After enjoying 36 days of a new-year vegan diet and surviving an embarrassing incident in which I nearly burned my apartment down baking spelt biscuits – I knew it was time to eat some meat.
There are many great reasons to go to Denver but for the sake of clarity only one reason matters: Euclid Hall.
These were really sweet, bringing new definition to the term ‘meat candy’. When the menu writer calls this “bruléed” they are not joking around. The sherry gastrique was an excellent sauce choice for this dish, working to cut the sweetness with a solid acidic finish. I did not bone luge, an oversight I will likely never recover from.
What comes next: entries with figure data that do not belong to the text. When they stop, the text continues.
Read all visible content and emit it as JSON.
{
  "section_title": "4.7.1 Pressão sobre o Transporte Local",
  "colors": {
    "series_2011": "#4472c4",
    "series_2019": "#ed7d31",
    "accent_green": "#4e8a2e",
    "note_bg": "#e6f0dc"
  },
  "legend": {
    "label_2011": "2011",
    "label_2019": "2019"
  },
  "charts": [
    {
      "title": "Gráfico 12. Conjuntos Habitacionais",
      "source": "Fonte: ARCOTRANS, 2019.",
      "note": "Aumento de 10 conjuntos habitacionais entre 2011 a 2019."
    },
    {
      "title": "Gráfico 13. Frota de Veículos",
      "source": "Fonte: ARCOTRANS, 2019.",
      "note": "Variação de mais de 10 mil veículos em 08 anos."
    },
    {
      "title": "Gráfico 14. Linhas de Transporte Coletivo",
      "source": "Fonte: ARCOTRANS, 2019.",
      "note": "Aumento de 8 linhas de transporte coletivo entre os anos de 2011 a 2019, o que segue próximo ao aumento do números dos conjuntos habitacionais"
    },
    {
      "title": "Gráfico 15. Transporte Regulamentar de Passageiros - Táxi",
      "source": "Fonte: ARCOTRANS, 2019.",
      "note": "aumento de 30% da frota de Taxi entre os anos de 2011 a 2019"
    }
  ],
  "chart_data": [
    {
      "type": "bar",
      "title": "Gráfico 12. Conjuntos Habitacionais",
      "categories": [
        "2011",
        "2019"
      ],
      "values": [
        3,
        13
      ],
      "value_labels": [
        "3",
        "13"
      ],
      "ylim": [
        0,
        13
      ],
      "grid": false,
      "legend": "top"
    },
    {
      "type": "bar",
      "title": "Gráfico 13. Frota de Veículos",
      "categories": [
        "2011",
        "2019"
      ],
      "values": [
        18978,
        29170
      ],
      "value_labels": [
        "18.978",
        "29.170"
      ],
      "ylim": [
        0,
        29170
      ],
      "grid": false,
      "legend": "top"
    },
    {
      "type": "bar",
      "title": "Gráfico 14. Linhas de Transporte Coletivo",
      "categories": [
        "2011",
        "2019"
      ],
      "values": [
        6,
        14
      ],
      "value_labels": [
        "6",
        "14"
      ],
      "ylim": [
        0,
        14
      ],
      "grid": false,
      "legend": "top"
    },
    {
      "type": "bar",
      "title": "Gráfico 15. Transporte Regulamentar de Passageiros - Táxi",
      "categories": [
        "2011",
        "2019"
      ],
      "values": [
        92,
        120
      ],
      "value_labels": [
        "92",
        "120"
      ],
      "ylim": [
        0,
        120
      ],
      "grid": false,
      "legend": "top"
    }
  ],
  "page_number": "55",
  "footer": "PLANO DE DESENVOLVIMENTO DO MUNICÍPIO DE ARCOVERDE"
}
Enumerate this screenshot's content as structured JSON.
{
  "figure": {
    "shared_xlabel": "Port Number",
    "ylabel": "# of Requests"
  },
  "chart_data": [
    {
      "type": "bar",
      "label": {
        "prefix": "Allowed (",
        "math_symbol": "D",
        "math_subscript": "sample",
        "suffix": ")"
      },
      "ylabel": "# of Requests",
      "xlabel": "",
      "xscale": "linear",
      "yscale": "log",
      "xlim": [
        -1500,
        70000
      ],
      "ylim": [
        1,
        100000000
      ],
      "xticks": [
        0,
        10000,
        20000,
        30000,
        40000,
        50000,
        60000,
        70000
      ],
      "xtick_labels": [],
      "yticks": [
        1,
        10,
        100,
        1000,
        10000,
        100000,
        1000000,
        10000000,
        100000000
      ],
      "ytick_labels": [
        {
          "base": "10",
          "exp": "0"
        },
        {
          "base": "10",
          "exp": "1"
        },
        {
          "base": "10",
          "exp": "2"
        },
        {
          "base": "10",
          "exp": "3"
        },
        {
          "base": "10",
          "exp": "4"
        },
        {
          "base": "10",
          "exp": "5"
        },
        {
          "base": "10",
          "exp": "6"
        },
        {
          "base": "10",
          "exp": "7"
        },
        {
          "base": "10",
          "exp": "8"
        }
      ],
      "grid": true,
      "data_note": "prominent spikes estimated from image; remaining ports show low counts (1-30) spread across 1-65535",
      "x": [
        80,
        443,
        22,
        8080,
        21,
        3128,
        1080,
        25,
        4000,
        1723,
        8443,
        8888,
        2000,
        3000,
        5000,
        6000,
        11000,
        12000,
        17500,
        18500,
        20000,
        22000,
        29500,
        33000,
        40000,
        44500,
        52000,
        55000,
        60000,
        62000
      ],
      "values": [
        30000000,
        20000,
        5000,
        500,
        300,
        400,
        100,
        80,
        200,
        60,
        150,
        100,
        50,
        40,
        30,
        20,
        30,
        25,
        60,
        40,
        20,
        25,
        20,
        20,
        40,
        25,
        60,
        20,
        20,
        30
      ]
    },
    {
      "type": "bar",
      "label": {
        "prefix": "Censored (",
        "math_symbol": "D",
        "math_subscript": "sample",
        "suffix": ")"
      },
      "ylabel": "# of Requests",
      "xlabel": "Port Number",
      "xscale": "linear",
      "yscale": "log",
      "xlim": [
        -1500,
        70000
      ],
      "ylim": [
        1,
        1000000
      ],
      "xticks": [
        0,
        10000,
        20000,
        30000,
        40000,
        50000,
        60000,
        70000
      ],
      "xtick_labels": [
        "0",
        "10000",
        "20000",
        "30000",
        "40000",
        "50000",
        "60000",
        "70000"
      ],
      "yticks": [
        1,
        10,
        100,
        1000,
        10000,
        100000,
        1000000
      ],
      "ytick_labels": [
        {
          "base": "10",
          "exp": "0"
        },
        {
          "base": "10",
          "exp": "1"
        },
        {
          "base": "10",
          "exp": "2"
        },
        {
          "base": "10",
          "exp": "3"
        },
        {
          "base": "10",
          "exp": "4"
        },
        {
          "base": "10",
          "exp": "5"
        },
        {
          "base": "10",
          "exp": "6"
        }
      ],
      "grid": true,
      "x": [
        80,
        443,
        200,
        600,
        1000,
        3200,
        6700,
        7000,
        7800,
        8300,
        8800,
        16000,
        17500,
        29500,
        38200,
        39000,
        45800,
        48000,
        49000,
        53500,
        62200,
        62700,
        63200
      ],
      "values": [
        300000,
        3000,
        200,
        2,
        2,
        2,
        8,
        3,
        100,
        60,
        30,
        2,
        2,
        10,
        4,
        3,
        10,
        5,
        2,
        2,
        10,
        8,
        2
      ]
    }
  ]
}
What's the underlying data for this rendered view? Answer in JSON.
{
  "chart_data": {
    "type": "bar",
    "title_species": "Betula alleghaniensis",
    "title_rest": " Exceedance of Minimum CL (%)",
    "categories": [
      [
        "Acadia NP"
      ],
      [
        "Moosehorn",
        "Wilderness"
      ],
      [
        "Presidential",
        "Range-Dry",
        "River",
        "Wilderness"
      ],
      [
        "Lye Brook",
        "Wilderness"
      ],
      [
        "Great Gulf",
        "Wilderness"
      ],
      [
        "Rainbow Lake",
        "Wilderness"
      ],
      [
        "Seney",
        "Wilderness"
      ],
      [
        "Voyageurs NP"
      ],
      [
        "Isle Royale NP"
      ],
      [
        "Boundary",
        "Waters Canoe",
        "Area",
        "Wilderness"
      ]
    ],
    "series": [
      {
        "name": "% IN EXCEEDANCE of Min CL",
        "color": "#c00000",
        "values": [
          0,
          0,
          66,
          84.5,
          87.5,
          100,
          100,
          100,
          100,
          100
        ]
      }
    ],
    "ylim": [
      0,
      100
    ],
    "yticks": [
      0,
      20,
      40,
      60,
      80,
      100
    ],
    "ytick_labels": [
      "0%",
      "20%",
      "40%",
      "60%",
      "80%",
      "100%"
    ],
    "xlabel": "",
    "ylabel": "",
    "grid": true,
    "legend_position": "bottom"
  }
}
This was an especially great beer, notes of dark chocolate and raisins. I bet you it smells like attractive Russian men and victory.
I am not the best about telling people to ‘DON’T TOUCH THAT’ until I can take a picture of an initial plating. Oddly, this was once my specialty and I would bark at anyone who tried to dig in before I could take a picture, turns out that’s not an attractive personality trait, but you know what? That’s also not an attractive picture, and the dish was incredibly delicious, well plated, and probably the best thing I ate at Euclid Hall. I think this dish also deserves credit for making a plate of pig ears an enticing menu item by pairing them with Pad Thai familiarized ingredients: tamarind, sprouts, mint, peanuts. Well played.
This is duck poutine, squared. The dish starts with fried potatoes, duck gravy, black pepper, and Wisconsin cheddar cheese curds. To turn this poutine into the farcical iteration you see before you they add a sunny side up duck egg and an ounce of foie gras. I can’t figure out what makes this such a rich dish?! There is an obvious element of shock value here but if you enjoy a few bites while sipping an Old Fashioned you are Doing It Right.
Pitch black blood sausage. I will admit to a deep respect and fascination for these links, I’m not sure I’ve ever had boudin noir before but I know I will be enjoying more in the future. Fascinating flavors in a dish that has a long and varied history. I recently scored a never-used Oster grinder at a thrift store and my first project is boudin noir, I will (of course) report my trials and triumphs.
There are numerous places in my neck of the woods to acquire outstanding house-crafted meat items and Euclid Hall is stiff competition to all of them. Additionally, there are many appealing aspects of enjoying this type of meal in an area of the world where the sky is so expansive and the weather so mercilessly dry and cold. A visit to this great place is a terrific reason to eat whatever you want.